With the exception of the peaceful sound of my paddle cutting through the water all was still, and the narrow light from my flashlight barely illuminated the ripples spreading on either side. I felt disoriented, wondering whether I might have veered towards the left. If so the lake stretched for 9 miles. A long paddle. For a moment I stopped paddling and considered turning back or at least changing direction. There was that flash of fear that can accompany uncertainty.

After hesitating, I continued on, until, in the distance, I saw a faint light. I knew that this had to be  Sunset Mountain Lodge located opposite the mountain over which the sun set. With renewed energy I paddled and with each stroke the distant light became stronger. Eventually I noticed the outline of a sand beach and within moments I had landed at my destination.

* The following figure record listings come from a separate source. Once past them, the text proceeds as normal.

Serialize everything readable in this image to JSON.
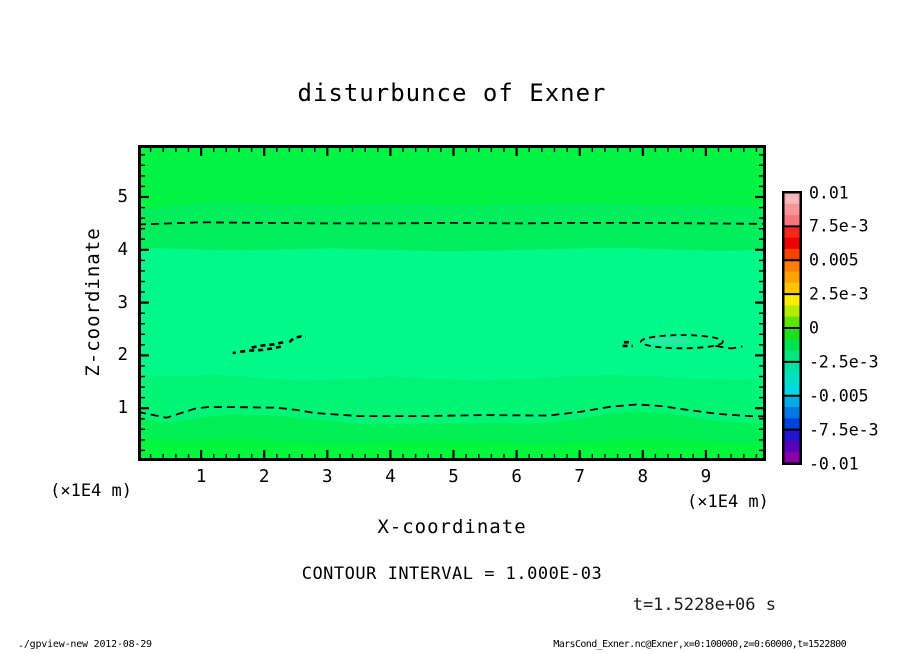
{
  "footer": {
    "left": "./gpview-new  2012-08-29",
    "right": "MarsCond_Exner.nc@Exner,x=0:100000,z=0:60000,t=1522800"
  },
  "chart_data": {
    "type": "filled_contour",
    "title": "disturbunce of Exner",
    "xlabel": "X-coordinate",
    "ylabel": "Z-coordinate",
    "x_unit_label": "(×1E4 m)",
    "y_unit_label": "(×1E4 m)",
    "x_range": [
      0,
      10
    ],
    "y_range": [
      0,
      6
    ],
    "x_major_ticks": [
      1,
      2,
      3,
      4,
      5,
      6,
      7,
      8,
      9
    ],
    "y_major_ticks": [
      1,
      2,
      3,
      4,
      5
    ],
    "minor_tick_step": 0.2,
    "grid": false,
    "contour_interval_text": "CONTOUR INTERVAL = 1.000E-03",
    "time_text": "t=1.5228e+06 s",
    "colorbar": {
      "labels": [
        "0.01",
        "7.5e-3",
        "0.005",
        "2.5e-3",
        "0",
        "-2.5e-3",
        "-0.005",
        "-7.5e-3",
        "-0.01"
      ],
      "value_top": 0.01,
      "value_bottom": -0.01,
      "band_colors": [
        "#f8b6bd",
        "#f9959d",
        "#fa747c",
        "#f4261c",
        "#ec0500",
        "#f84300",
        "#fd7e00",
        "#fea200",
        "#ffc600",
        "#fcec00",
        "#b3ea00",
        "#5fe400",
        "#1ede1c",
        "#00e151",
        "#00e57e",
        "#00e2a4",
        "#00dfc6",
        "#00d8e2",
        "#00abe6",
        "#0077e2",
        "#0043da",
        "#2414cc",
        "#5700b8",
        "#8800a6"
      ]
    },
    "field": {
      "description": "horizontal bands of Exner disturbance, values ~ -2e-3..+2e-3",
      "region_colors": [
        "#00f441",
        "#00ed5c",
        "#00f988",
        "#00f475",
        "#00ef55",
        "#00f83c"
      ],
      "boundaries": [
        [
          [
            0,
            4.8
          ],
          [
            0.4,
            4.82
          ],
          [
            0.8,
            4.88
          ],
          [
            1.4,
            4.9
          ],
          [
            2,
            4.87
          ],
          [
            2.6,
            4.84
          ],
          [
            3.2,
            4.86
          ],
          [
            4,
            4.88
          ],
          [
            5,
            4.85
          ],
          [
            6,
            4.87
          ],
          [
            7,
            4.89
          ],
          [
            8,
            4.86
          ],
          [
            9,
            4.84
          ],
          [
            9.6,
            4.82
          ],
          [
            10,
            4.8
          ]
        ],
        [
          [
            0,
            4.04
          ],
          [
            0.7,
            4.02
          ],
          [
            1.5,
            3.99
          ],
          [
            2.3,
            4.01
          ],
          [
            3.1,
            4.03
          ],
          [
            4,
            4.0
          ],
          [
            4.9,
            3.97
          ],
          [
            5.8,
            3.99
          ],
          [
            6.7,
            4.02
          ],
          [
            7.6,
            4.04
          ],
          [
            8.4,
            4.01
          ],
          [
            9.2,
            3.98
          ],
          [
            10,
            4.0
          ]
        ],
        [
          [
            0,
            1.63
          ],
          [
            0.6,
            1.6
          ],
          [
            1.2,
            1.64
          ],
          [
            1.9,
            1.58
          ],
          [
            2.6,
            1.52
          ],
          [
            3.3,
            1.55
          ],
          [
            4,
            1.6
          ],
          [
            4.7,
            1.56
          ],
          [
            5.4,
            1.52
          ],
          [
            6.1,
            1.56
          ],
          [
            6.8,
            1.6
          ],
          [
            7.5,
            1.63
          ],
          [
            8.2,
            1.6
          ],
          [
            8.9,
            1.56
          ],
          [
            9.5,
            1.53
          ],
          [
            10,
            1.56
          ]
        ],
        [
          [
            0,
            0.8
          ],
          [
            0.5,
            0.72
          ],
          [
            1,
            0.82
          ],
          [
            1.5,
            0.88
          ],
          [
            2.2,
            0.86
          ],
          [
            2.8,
            0.78
          ],
          [
            3.5,
            0.7
          ],
          [
            4.5,
            0.7
          ],
          [
            5.5,
            0.72
          ],
          [
            6.5,
            0.72
          ],
          [
            7,
            0.8
          ],
          [
            7.5,
            0.9
          ],
          [
            7.9,
            0.94
          ],
          [
            8.4,
            0.9
          ],
          [
            8.8,
            0.82
          ],
          [
            9.3,
            0.74
          ],
          [
            10,
            0.7
          ]
        ],
        [
          [
            0,
            0.42
          ],
          [
            0.8,
            0.38
          ],
          [
            1.6,
            0.42
          ],
          [
            2.4,
            0.36
          ],
          [
            3.2,
            0.32
          ],
          [
            4,
            0.36
          ],
          [
            4.8,
            0.4
          ],
          [
            5.6,
            0.36
          ],
          [
            6.4,
            0.32
          ],
          [
            7.2,
            0.36
          ],
          [
            8,
            0.42
          ],
          [
            8.8,
            0.38
          ],
          [
            9.4,
            0.34
          ],
          [
            10,
            0.32
          ]
        ]
      ]
    },
    "contour_lines": {
      "style": "dashed negative contours",
      "upper": [
        [
          0,
          4.48
        ],
        [
          0.5,
          4.5
        ],
        [
          1,
          4.52
        ],
        [
          2,
          4.51
        ],
        [
          3,
          4.5
        ],
        [
          4,
          4.5
        ],
        [
          5,
          4.51
        ],
        [
          6,
          4.5
        ],
        [
          7,
          4.51
        ],
        [
          8,
          4.51
        ],
        [
          9,
          4.5
        ],
        [
          10,
          4.49
        ]
      ],
      "lower": [
        [
          0,
          0.93
        ],
        [
          0.25,
          0.87
        ],
        [
          0.45,
          0.82
        ],
        [
          0.9,
          0.99
        ],
        [
          1.1,
          1.02
        ],
        [
          1.5,
          1.02
        ],
        [
          2.2,
          1.01
        ],
        [
          2.5,
          0.97
        ],
        [
          2.8,
          0.91
        ],
        [
          3.5,
          0.85
        ],
        [
          4.5,
          0.85
        ],
        [
          5.5,
          0.87
        ],
        [
          6.5,
          0.86
        ],
        [
          7.0,
          0.93
        ],
        [
          7.5,
          1.03
        ],
        [
          7.9,
          1.07
        ],
        [
          8.3,
          1.04
        ],
        [
          8.7,
          0.97
        ],
        [
          9.2,
          0.89
        ],
        [
          9.7,
          0.85
        ],
        [
          10,
          0.84
        ]
      ],
      "scribbles": [
        [
          [
            1.62,
            2.07
          ],
          [
            1.78,
            2.09
          ],
          [
            1.95,
            2.1
          ],
          [
            2.12,
            2.13
          ],
          [
            2.28,
            2.17
          ]
        ],
        [
          [
            1.8,
            2.15
          ],
          [
            1.98,
            2.19
          ],
          [
            2.16,
            2.21
          ],
          [
            2.34,
            2.26
          ]
        ],
        [
          [
            2.4,
            2.25
          ],
          [
            2.47,
            2.33
          ],
          [
            2.58,
            2.36
          ],
          [
            2.66,
            2.34
          ]
        ],
        [
          [
            1.5,
            2.05
          ],
          [
            1.55,
            2.05
          ]
        ],
        [
          [
            7.68,
            2.18
          ],
          [
            7.84,
            2.18
          ]
        ],
        [
          [
            7.7,
            2.25
          ],
          [
            7.79,
            2.25
          ]
        ]
      ],
      "right_oval": {
        "outline": [
          8.62,
          2.26,
          0.65,
          0.125
        ],
        "inner": [
          8.42,
          2.27,
          0.36,
          0.075
        ]
      },
      "tail": [
        [
          9.15,
          2.18
        ],
        [
          9.4,
          2.13
        ],
        [
          9.58,
          2.17
        ]
      ]
    },
    "highlight_fill": "#2ae9a6"
  }
}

Above the beach, lanterns glowed on the white wood wrap-around porch of the lodge. A screen door opened into a restaurant where visitors drank beer and ate hamburgers. Some guests remained on the porch, rocking gently in the line of green wicker chairs. Pausing, I turned back for a last look at the lake but I could not penetrate the nighttime.  Reversing my  direction, I focused on Sunset Mountain Lodge, alive with people, with laughter–and with light.

Before I reached the lodge, and still carrying my canoe paddle, I reflected on the night’s occurrence and silently vowed that whenever possible I would paddle towards the light, confident that there is always a new dawn, a ray of brightness, to be found even on the darkest days–if we are aware.

It has been many years since that nighttime journey in the Adventurer, but at this season, as days are short and night sweeps in at an early hour, I remember that time when I crossed over from the dead of night to a world illuminated.

May your New Year be bright and fulfilling.